Premier David Alward has tabled legislation that would move the pensions of legislature members to a shared-risk plan from their defined benefit plan.
Alward said the changes would save the province about $1.3 million annually.
"This is good for taxpayers, it's good for MLAs and members of the plan and for retirees as well," he said.
Pension benefits for elected members are currently paid from general revenues and that won't change for benefits gained until the legislation is enacted. When the legislation takes effect, members will pay into the same fund as other public servants in the province and benefits earned from then on will come out of that fund.
The government said a member can currently receive an annual pension of $20,400 if he or she has served eight years, but under the changes that would drop to $11,080.
"I will receive less of a pension than with the previous plan, but this is the right thing to do," Alward said.
Currently, a member must serve eight years before becoming eligible to receive a government pension. That would drop to just two years, but the pension would be reduced.
The legislation would also require politicians to wait until they're 65 instead of 60 before they can begin collecting their full pensions.
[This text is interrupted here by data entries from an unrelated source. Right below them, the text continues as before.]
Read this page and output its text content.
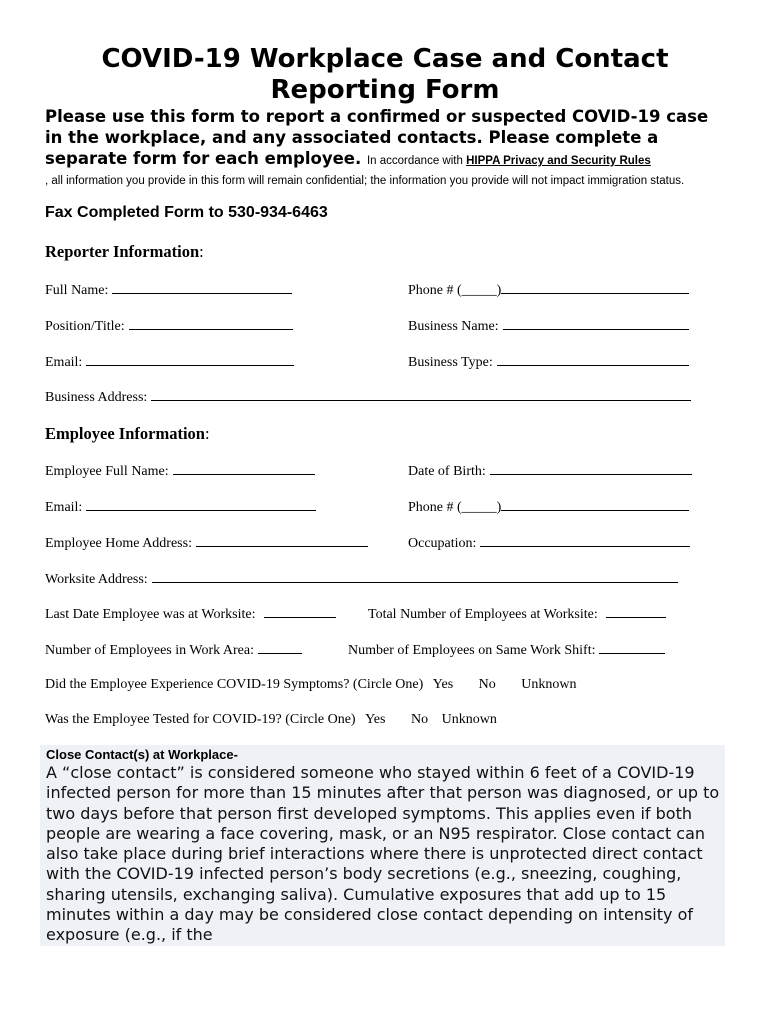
COVID-19 Workplace Case and Contact Reporting Form

Please use this form to report a confirmed or suspected COVID-19 case in the workplace, and any associated contacts. Please complete a separate form for each employee. In accordance with HIPPA Privacy and Security Rules
, all information you provide in this form will remain confidential; the information you provide will not impact immigration status.

Fax Completed Form to 530-934-6463
Reporter Information:
Full Name:	Phone # (_____)
Position/Title:	Business Name:
Email:	Business Type:
Business Address:
Employee Information:
Employee Full Name:	Date of Birth:
Email:	Phone # (_____)
Employee Home Address:	Occupation:
Worksite Address:
Last Date Employee was at Worksite:	Total Number of Employees at Worksite:
Number of Employees in Work Area:	Number of Employees on Same Work Shift:
Did the Employee Experience COVID-19 Symptoms? (Circle One) Yes No Unknown
Was the Employee Tested for COVID-19? (Circle One) Yes No Unknown
Close Contact(s) at Workplace-

A “close contact” is considered someone who stayed within 6 feet of a COVID-19 infected person for more than 15 minutes after that person was diagnosed, or up to two days before that person first developed symptoms. This applies even if both people are wearing a face covering, mask, or an N95 respirator. Close contact can also take place during brief interactions where there is unprotected direct contact with the COVID-19 infected person’s body secretions (e.g., sneezing, coughing, sharing utensils, exchanging saliva). Cumulative exposures that add up to 15 minutes within a day may be considered close contact depending on intensity of exposure (e.g., if the
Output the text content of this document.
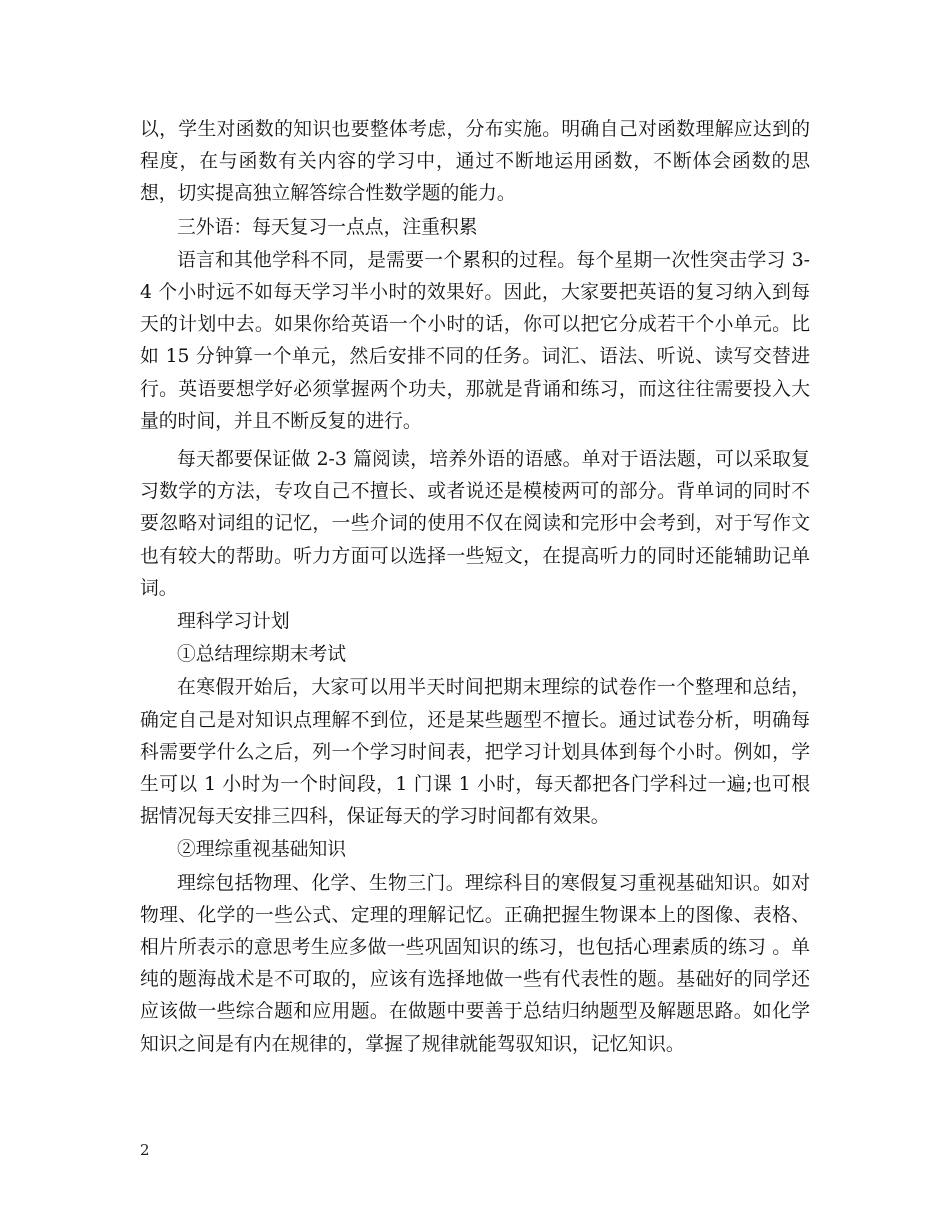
以，学生对函数的知识也要整体考虑，分布实施。明确自己对函数理解应达到的程度，在与函数有关内容的学习中，通过不断地运用函数，不断体会函数的思想，切实提高独立解答综合性数学题的能力。

三外语：每天复习一点点，注重积累

语言和其他学科不同，是需要一个累积的过程。每个星期一次性突击学习 3-4 个小时远不如每天学习半小时的效果好。因此，大家要把英语的复习纳入到每天的计划中去。如果你给英语一个小时的话，你可以把它分成若干个小单元。比如 15 分钟算一个单元，然后安排不同的任务。词汇、语法、听说、读写交替进行。英语要想学好必须掌握两个功夫，那就是背诵和练习，而这往往需要投入大量的时间，并且不断反复的进行。

每天都要保证做 2-3 篇阅读，培养外语的语感。单对于语法题，可以采取复习数学的方法，专攻自己不擅长、或者说还是模棱两可的部分。背单词的同时不要忽略对词组的记忆，一些介词的使用不仅在阅读和完形中会考到，对于写作文也有较大的帮助。听力方面可以选择一些短文，在提高听力的同时还能辅助记单词。

理科学习计划

①总结理综期末考试

在寒假开始后，大家可以用半天时间把期末理综的试卷作一个整理和总结，确定自己是对知识点理解不到位，还是某些题型不擅长。通过试卷分析，明确每科需要学什么之后，列一个学习时间表，把学习计划具体到每个小时。例如，学生可以 1 小时为一个时间段，1 门课 1 小时，每天都把各门学科过一遍;也可根据情况每天安排三四科，保证每天的学习时间都有效果。

②理综重视基础知识

理综包括物理、化学、生物三门。理综科目的寒假复习重视基础知识。如对物理、化学的一些公式、定理的理解记忆。正确把握生物课本上的图像、表格、相片所表示的意思考生应多做一些巩固知识的练习，也包括心理素质的练习 。单纯的题海战术是不可取的，应该有选择地做一些有代表性的题。基础好的同学还应该做一些综合题和应用题。在做题中要善于总结归纳题型及解题思路。如化学知识之间是有内在规律的，掌握了规律就能驾驭知识，记忆知识。

2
They would also have to wait until they are 60 instead of 55 in order to collect a reduced pension.
Liberal finance critic Roger Melanson said he needs time to study the legislation but agrees with the changes.
"It has got to be representative of New Brunswick's economic and financial reality, and so it makes sense," Melanson said.
The changes would not reduce the pension cheques of former members who are vested in the existing plans, but they would receive conditional cost-of-living increases on par with what is received by members of the shared-risk plan.
Under shared-risk plans, employees take on more risk for a pension fund's performance, reducing the need for large top-up payments by the employer.
Brendan Langille, a spokesman for the Finance Department, says the new plan would put New Brunswick roughly on par with pension plans offered in Saskatchewan, Ontario and Quebec, and it will be the least generous among plans in Atlantic Canada.
The provincial government moved most civil servants and retirees to a shared-risk plan at the start of this year and it is now negotiating with the province's teachers for them to follow suit.
Other groups that have adopted a shared-risk model for their pensions include professors at the University of New Brunswick, Saint John Energy, and the municipal pension plans in Saint John and Fredericton.